Meu amigo também parou de ir ao barzinho sagrado de sexta-feira. Notei um olhar estranho e os outros amigos pediram para ver as redes sociais. Eu também fui excluído pela esposa. Aliás, já era esposa e nenhum de nós foi convidado para o casório. Tudo bem, eu disse, a cerimônia deve ter sido só para os familiares. Quando me perguntaram, então, qual o motivo para ela ter nos excluído das redes sociais, não soube o que responder. Percebi que fui bloqueado no WhatsApp.

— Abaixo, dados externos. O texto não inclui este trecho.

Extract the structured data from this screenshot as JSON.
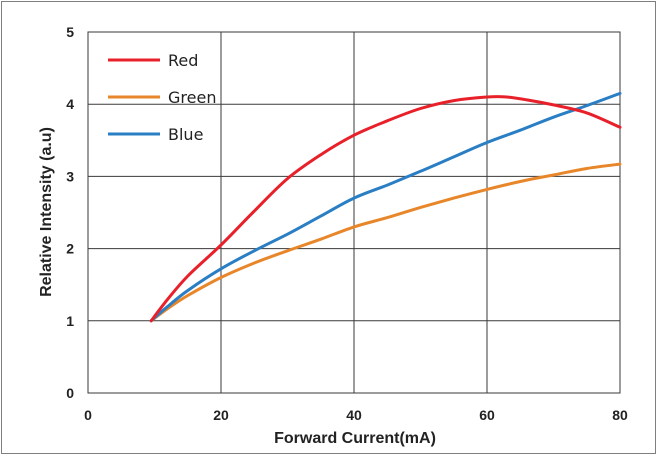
{
  "chart_data": {
    "type": "line",
    "title": "",
    "xlabel": "Forward Current(mA)",
    "ylabel": "Relative  Intensity (a.u)",
    "xlim": [
      0,
      80
    ],
    "ylim": [
      0,
      5
    ],
    "xticks": [
      "0",
      "20",
      "40",
      "60",
      "80"
    ],
    "yticks": [
      "0",
      "1",
      "2",
      "3",
      "4",
      "5"
    ],
    "grid": true,
    "legend_position": "top-left",
    "series": [
      {
        "name": "Red",
        "color": "#e8202a",
        "x": [
          9.5,
          12,
          15,
          20,
          25,
          30,
          35,
          40,
          45,
          50,
          55,
          60,
          63,
          66,
          70,
          75,
          80
        ],
        "y": [
          1.0,
          1.3,
          1.62,
          2.05,
          2.52,
          2.97,
          3.3,
          3.57,
          3.77,
          3.94,
          4.05,
          4.1,
          4.1,
          4.06,
          3.99,
          3.88,
          3.68
        ]
      },
      {
        "name": "Green",
        "color": "#e8862a",
        "x": [
          9.5,
          12,
          15,
          20,
          25,
          30,
          35,
          40,
          45,
          50,
          55,
          60,
          65,
          70,
          75,
          80
        ],
        "y": [
          1.0,
          1.17,
          1.35,
          1.6,
          1.8,
          1.97,
          2.13,
          2.3,
          2.43,
          2.57,
          2.7,
          2.82,
          2.93,
          3.02,
          3.11,
          3.17
        ]
      },
      {
        "name": "Blue",
        "color": "#2a7ec4",
        "x": [
          9.5,
          12,
          15,
          20,
          25,
          30,
          35,
          40,
          45,
          50,
          55,
          60,
          65,
          70,
          75,
          80
        ],
        "y": [
          1.0,
          1.2,
          1.42,
          1.72,
          1.97,
          2.2,
          2.45,
          2.7,
          2.88,
          3.07,
          3.27,
          3.47,
          3.64,
          3.82,
          3.98,
          4.15
        ]
      }
    ]
  }
}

Ordens do meu amigo, cravaram. Não acreditei. Ele devia ter seus motivos para se afastar da gente, tentei ponderar. Sempre tem um folgado, um espaçoso. Tem gente que não gosta de muita liberdade, completei. Me olharam com desconfiança e pedimos a saideira. Das sextas, cada vez mais raras por ali. E do barzinho, cada vez menos sagrado.
Até esbocei uma alegria quando percebi que fui desbloqueado pela esposa do meu amigo. Mas segui assustado e tremendo.

O olho direito roxo, os arranhões na bochecha esquerda, a cara de medo. Não era possível que o meu amigo, o dos olhos azuis, o das companhias depois do barzinho sagrado de sexta-feira, o que me perguntava da água, da luz, das contas, da saúde da minha mãe e da aposentadoria do meu pai, fosse capaz de uma violência daquele tipo.
Era mais que possível, ela respondeu.

Fui obrigado a concordar com a realidade. Triste realidade. Disse a meu chefe que precisava sair mais cedo por uma emergência familiar. Não dava para continuar trabalhando. E ainda não sei bem o que fazer.